Private equity executives and their advisers say the shift towards more equity financing started before the turmoil in the banking sector this month, as the rise in interest rates over the course of the last year made debt more expensive, and fears about an economic slowdown made lenders more risk-averse.
Yet this trend picked up steam after three U.S. banks collapsed this month and concerns over the banking sector’s resilience forced many lenders to retrench, they added.
“Private equity investors are having to pick their spots and need to have very strong conviction to be able to get a deal done,” said Rob Pulford, partner and head of the financial and strategic investors group at Goldman Sachs Group Inc.
When Blackstone Group Inc clinched the $4.6 billion acquisition of U.S. cloud-based event-software provider Cvent Holding Corp from Vista Equity Partners on March 14, it only borrowed $1 billion for the deal. The rest came from Blackstone, the Abu Dhabi Investment Authority, and Vista, which rolled over a portion of its stake in Cvent.
In similar fashion, Silver Lake and the Canada Pension Plan Investment Board agreed on March 12 to buy data analytics firm Qualtrics International Inc for $12.5 billion by using only $1 billion in debt.
Apollo Global Management Inc signed an $8.1 billion agreement to acquire specialty chemicals distributor Univar Solutions Inc on March 14 by using debt for only half the deal consideration.
Symphony Technology Group agreed on March 13 to acquire Momentive Global Inc, the owner of online survey vendor SurveyMonkey, for $1.5 billion while using only $450 million in debt.
Six private equity firms polled by Reuters said they had not adjusted down their typical 20% annualized return expectations in light of the tough debt financing environment. They requested anonymity because such figures are kept confidential between the firms and their investors.
Bob Rivollier, a private equity partner at law firm Ropes & Gray, said that many buyout firms that rely heavily on equity financing believe it’s possible to achieve the returns they have seen in the past by adding debt to the companies they buy down the road.

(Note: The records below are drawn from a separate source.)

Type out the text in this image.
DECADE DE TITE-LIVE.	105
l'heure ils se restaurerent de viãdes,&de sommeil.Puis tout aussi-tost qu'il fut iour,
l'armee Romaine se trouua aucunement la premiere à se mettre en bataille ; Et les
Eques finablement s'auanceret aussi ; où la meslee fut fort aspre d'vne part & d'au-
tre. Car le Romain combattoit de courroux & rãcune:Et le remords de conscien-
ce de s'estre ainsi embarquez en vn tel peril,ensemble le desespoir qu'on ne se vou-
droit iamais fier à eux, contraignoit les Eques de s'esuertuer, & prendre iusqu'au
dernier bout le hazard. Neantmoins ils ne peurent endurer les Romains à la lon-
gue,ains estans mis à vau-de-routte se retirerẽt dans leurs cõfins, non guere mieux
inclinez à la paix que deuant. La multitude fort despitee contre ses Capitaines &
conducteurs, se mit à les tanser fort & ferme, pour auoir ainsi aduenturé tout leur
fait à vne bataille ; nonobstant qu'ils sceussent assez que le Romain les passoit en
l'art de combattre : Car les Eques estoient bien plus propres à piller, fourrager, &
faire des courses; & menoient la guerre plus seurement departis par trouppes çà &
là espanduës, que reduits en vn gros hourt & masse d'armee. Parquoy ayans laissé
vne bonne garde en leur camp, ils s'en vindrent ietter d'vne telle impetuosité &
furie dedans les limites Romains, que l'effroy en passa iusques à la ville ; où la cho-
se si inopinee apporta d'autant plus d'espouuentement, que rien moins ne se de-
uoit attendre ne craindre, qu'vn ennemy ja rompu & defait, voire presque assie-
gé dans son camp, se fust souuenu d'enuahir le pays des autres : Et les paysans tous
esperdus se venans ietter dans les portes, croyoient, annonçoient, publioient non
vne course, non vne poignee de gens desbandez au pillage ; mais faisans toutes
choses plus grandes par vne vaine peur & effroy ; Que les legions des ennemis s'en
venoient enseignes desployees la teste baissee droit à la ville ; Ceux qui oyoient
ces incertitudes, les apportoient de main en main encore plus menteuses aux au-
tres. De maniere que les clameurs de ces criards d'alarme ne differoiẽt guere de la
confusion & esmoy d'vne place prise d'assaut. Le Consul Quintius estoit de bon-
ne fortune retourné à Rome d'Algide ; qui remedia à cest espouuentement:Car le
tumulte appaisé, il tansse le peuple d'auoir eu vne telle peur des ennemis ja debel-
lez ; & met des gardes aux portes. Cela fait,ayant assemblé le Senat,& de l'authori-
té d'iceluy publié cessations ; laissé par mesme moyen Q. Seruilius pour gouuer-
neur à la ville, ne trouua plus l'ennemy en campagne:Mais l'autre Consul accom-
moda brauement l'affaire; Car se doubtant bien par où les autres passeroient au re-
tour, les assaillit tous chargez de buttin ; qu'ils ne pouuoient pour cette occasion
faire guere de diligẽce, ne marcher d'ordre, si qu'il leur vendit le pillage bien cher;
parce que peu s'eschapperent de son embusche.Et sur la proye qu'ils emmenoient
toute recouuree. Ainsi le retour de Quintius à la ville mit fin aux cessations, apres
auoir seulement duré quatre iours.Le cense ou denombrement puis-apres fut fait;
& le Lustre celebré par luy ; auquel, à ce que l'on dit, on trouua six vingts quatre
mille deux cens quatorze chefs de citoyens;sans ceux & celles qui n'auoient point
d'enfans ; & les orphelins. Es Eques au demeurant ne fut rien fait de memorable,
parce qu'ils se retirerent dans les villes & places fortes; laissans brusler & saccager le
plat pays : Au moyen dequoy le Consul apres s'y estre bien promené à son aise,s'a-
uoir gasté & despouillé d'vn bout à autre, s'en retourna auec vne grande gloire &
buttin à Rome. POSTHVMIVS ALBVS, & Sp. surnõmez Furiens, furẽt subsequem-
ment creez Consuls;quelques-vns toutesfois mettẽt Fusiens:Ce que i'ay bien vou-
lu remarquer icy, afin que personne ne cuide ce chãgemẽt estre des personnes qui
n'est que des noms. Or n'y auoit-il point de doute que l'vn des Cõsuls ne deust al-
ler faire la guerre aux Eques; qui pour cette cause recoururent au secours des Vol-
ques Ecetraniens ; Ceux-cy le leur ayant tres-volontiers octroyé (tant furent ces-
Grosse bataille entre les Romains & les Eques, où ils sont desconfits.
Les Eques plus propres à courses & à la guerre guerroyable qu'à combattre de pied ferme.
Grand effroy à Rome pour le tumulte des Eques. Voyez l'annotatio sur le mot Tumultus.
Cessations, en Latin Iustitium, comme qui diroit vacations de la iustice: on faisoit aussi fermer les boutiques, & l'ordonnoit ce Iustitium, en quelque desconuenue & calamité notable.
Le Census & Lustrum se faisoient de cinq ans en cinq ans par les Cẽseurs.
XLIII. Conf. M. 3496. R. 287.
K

This has made return assumptions on these deals more precarious, he added.
“Equity isn’t cheap. Between a deal where 40 percent is equity and 60 percent is debt and one where 100 percent is equity, you’re going to need a much higher return for the equity deal to get the same overall return to your investors,” Rivollier said.
To be sure, a handful of private equity firms have already been accustomed to this kind of refinancing risk. Vista and Thoma Bravo are among the private equity firms that in the last 12 months have been buying companies with mostly equity financing with plans to add debt to them later. They do this to avoid lengthy negotiations with lenders while they hurry to clinch deals with sellers.
An upside to the shift toward equity financing, dealmakers say, is that the companies owned by the private equity firms have more cushion to absorb losses if their business deteriorates. Many of the leveraged buyouts that became bankruptcies in the wake of the 2008 financial crisis were the result of private equity firms saddling companies with debt to the hilt.
Jonathan Rouner, vice chairman of investment banking at Nomura Securities, said private equity firms reserved the option when to add more debt to their companies when it’s possible and safe to do so.
“You fund the investment with equity and, when financing markets recover, do a large financing to take your equity back out,” Rouner said.